遺言に「成年後見人の選任手続きを行う」よう記載する
夫、もしくは妻が認知症である。あるいは、障がい者である。
そんな配偶者を残して、先に逝ったらどうなるのか?
心配は尽きないと思います。
一つの解決策としては、認知症や障がい者の方が相続人である(推定相続人である)場合には、他の相続人(子供達など)に「成年後見人の選任手続きを行うこと」などと、遺言書に記載するといった方法があります。
また、認知症や障がい者である相続人に、遺言書で遺産を多く遺す、といったことも挙げられます。
成年後見人は保護者のような権限を持つ
成年後見制度には、家庭裁判所が後見人などを選任する法定後見制度と、本人が後見人を選任する任意後見制度があります。
分かりやすく言えば、判断能力が衰える前であれば任意後見制度、判断能力が衰えた後であれば法定後見制度を活用する、といった形となります。
ちなみに、ここで紹介している成年後見とは、法定後見制度のことを指しています。
成年後見人には、自分自身で判断することが出来ない者を支えるために、保護者のような権限を持ちます。
具体的には、本人に代わって、預金の入出金や介護施設への入所といった、様々な手続きをすることが出来ます。
遺言書で成年後見人の指定は出来ない
遺言書で「〇〇を成年後見人とする」といった指定は出来ません。
指定したとしても、法的拘束力はありません。
他の相続人や親族などが家庭裁判所で手続きをして、後見人を選任してもらう必要があります。
よって、遺言書には、成年後見人の指定ではなく、「成年後見人を選任する手続きを行うこと」等と記載します。

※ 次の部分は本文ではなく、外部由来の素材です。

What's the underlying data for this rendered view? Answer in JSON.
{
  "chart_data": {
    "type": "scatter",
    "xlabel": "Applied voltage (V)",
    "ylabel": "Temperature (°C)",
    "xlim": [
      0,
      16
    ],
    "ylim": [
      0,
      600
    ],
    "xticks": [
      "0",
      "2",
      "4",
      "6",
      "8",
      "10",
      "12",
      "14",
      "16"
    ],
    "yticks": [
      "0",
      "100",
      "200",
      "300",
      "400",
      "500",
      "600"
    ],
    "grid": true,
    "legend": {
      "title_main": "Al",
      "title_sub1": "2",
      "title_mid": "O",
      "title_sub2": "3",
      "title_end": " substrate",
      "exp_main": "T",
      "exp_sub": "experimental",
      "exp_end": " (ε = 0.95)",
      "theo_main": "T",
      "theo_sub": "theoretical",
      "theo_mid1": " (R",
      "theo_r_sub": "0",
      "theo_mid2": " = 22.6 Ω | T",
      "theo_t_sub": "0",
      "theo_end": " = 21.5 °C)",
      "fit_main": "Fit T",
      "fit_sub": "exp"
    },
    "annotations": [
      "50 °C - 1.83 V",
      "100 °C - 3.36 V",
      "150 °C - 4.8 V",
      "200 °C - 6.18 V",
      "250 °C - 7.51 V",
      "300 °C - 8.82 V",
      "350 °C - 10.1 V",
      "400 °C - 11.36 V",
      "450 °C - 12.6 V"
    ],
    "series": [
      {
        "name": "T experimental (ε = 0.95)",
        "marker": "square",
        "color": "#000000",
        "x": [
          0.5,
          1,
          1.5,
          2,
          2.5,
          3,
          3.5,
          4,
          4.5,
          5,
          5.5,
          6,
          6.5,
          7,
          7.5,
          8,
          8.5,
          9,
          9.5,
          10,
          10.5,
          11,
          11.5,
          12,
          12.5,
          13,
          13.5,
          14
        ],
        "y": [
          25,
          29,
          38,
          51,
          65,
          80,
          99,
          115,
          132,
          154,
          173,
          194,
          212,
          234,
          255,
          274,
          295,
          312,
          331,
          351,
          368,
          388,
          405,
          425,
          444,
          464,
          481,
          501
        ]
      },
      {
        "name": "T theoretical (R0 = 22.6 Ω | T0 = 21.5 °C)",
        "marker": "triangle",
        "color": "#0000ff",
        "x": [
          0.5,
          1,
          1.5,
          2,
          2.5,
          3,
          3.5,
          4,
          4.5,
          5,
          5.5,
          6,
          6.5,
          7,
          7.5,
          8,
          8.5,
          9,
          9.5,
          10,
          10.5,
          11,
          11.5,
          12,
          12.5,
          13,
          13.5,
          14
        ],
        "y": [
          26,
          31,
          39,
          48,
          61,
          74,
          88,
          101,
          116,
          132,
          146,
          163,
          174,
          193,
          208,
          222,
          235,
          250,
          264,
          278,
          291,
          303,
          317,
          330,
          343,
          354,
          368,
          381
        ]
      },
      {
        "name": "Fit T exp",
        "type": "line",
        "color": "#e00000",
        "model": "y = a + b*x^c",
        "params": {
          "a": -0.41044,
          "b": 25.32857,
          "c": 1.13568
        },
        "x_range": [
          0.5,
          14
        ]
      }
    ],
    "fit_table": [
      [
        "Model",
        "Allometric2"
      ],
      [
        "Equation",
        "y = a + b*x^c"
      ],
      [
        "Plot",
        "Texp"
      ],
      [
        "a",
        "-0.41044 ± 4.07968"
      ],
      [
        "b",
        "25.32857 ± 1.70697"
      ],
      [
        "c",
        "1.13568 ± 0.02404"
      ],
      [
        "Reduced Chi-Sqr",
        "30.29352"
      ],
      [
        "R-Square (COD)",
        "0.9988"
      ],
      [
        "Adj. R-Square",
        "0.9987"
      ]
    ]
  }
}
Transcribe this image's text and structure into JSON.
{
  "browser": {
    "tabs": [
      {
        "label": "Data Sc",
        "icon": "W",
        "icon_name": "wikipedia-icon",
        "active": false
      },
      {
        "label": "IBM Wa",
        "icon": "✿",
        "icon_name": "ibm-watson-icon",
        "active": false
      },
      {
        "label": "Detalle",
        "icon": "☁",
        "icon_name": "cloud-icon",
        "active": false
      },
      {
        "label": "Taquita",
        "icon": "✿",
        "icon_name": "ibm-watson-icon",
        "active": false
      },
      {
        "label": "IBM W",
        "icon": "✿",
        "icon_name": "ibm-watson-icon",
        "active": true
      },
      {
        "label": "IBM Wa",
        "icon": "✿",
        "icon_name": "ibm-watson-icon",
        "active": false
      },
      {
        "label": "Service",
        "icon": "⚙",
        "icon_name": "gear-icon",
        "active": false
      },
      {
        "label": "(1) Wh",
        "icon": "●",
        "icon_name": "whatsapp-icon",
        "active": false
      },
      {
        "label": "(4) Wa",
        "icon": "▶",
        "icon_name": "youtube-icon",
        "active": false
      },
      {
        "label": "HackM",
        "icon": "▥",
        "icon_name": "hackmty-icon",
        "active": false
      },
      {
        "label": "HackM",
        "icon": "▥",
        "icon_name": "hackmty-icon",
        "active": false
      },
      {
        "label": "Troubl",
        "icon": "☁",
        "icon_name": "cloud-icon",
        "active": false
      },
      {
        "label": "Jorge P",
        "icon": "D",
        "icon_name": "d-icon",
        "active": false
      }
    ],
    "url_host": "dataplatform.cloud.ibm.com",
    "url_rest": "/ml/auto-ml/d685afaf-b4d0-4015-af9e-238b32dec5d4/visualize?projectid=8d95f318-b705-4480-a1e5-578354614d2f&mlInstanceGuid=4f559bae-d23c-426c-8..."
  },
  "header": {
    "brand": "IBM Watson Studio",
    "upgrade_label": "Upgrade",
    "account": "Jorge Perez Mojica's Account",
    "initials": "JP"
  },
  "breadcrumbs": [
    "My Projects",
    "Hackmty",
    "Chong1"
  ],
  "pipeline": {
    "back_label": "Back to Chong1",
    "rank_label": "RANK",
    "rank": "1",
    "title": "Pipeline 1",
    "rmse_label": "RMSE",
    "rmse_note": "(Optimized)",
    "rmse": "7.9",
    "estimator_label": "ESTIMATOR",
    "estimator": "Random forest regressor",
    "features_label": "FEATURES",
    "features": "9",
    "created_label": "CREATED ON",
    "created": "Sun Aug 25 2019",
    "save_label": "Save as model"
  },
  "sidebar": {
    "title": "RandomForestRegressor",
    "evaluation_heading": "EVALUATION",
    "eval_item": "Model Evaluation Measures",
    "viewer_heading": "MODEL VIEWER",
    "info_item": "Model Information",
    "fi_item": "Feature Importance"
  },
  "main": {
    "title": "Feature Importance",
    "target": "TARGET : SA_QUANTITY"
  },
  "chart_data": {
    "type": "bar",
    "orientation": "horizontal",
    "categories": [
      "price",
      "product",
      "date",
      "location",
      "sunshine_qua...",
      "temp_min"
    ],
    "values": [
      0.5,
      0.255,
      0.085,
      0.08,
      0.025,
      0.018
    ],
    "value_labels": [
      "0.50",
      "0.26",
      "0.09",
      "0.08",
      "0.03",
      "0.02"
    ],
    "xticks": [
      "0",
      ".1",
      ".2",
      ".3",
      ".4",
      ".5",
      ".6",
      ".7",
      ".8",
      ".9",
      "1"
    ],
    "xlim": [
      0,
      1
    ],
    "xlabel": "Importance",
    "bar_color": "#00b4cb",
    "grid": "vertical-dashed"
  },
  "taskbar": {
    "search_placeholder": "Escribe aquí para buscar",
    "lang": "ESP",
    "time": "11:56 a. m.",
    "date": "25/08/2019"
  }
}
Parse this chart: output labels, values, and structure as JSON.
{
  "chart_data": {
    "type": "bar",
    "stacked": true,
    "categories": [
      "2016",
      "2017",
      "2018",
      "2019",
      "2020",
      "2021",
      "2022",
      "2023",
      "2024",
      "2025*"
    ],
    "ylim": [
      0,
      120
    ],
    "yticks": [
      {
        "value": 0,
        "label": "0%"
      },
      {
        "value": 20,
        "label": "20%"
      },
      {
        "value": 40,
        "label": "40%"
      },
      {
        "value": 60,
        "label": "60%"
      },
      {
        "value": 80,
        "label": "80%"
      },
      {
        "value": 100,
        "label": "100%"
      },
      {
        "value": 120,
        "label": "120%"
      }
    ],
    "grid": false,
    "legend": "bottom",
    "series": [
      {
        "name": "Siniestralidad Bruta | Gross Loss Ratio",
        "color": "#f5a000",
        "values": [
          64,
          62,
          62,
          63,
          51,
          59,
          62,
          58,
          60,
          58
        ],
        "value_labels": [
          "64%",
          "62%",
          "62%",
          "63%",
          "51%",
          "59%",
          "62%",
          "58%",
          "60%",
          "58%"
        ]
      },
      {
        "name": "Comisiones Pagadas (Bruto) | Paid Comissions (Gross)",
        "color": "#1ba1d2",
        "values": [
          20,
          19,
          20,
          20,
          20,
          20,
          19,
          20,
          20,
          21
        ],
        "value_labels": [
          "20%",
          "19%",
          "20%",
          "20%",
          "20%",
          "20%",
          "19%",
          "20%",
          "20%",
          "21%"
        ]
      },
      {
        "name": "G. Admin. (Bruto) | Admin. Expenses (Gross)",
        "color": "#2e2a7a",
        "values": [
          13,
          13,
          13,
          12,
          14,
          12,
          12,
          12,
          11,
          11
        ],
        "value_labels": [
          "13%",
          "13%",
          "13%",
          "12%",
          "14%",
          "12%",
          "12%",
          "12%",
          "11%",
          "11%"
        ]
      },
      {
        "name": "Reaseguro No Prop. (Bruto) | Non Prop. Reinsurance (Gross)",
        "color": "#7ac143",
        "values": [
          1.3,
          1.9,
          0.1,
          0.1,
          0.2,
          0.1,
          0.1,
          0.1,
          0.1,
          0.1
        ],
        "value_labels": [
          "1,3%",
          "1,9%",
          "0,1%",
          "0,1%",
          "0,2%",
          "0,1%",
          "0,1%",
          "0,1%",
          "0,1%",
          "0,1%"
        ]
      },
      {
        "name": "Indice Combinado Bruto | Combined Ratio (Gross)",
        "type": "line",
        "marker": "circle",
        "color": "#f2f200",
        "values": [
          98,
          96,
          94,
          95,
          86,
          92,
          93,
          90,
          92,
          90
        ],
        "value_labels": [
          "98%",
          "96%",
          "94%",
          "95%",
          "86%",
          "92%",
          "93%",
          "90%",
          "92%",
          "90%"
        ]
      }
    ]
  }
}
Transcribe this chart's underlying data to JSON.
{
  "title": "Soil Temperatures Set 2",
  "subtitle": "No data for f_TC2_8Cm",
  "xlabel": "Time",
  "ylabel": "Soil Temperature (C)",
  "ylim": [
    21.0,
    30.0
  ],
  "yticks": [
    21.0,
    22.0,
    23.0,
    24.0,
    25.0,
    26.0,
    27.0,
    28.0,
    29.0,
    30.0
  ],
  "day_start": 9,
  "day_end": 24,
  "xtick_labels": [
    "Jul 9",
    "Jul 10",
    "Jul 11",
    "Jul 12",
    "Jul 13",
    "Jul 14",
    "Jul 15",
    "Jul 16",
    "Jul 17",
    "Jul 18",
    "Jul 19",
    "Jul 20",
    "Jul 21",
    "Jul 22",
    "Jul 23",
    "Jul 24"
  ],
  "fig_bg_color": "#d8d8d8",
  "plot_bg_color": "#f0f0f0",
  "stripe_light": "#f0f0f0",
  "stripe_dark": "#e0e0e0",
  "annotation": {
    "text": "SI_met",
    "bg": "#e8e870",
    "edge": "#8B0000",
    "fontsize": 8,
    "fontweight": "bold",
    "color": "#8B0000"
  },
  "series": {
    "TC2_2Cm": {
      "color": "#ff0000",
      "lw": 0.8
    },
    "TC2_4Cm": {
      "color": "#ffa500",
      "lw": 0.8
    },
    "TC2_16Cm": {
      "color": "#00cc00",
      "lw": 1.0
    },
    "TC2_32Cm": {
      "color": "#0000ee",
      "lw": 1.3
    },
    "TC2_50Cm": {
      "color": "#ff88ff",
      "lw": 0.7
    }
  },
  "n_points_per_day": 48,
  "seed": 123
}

ただし、「未成年後見人」と「未成年後見監督人」の指定は、遺言書で可能です。
成年後見人の選任手続きを促す遺言の文例
第〇条 遺言者 甲の他界後、長男 乙は速やかに、妻 花代に係わる成年後見人の選任手続きを行うこと。
注意点
「成年後見人として〇〇を指定する」といった記載をしないように注意しましょう。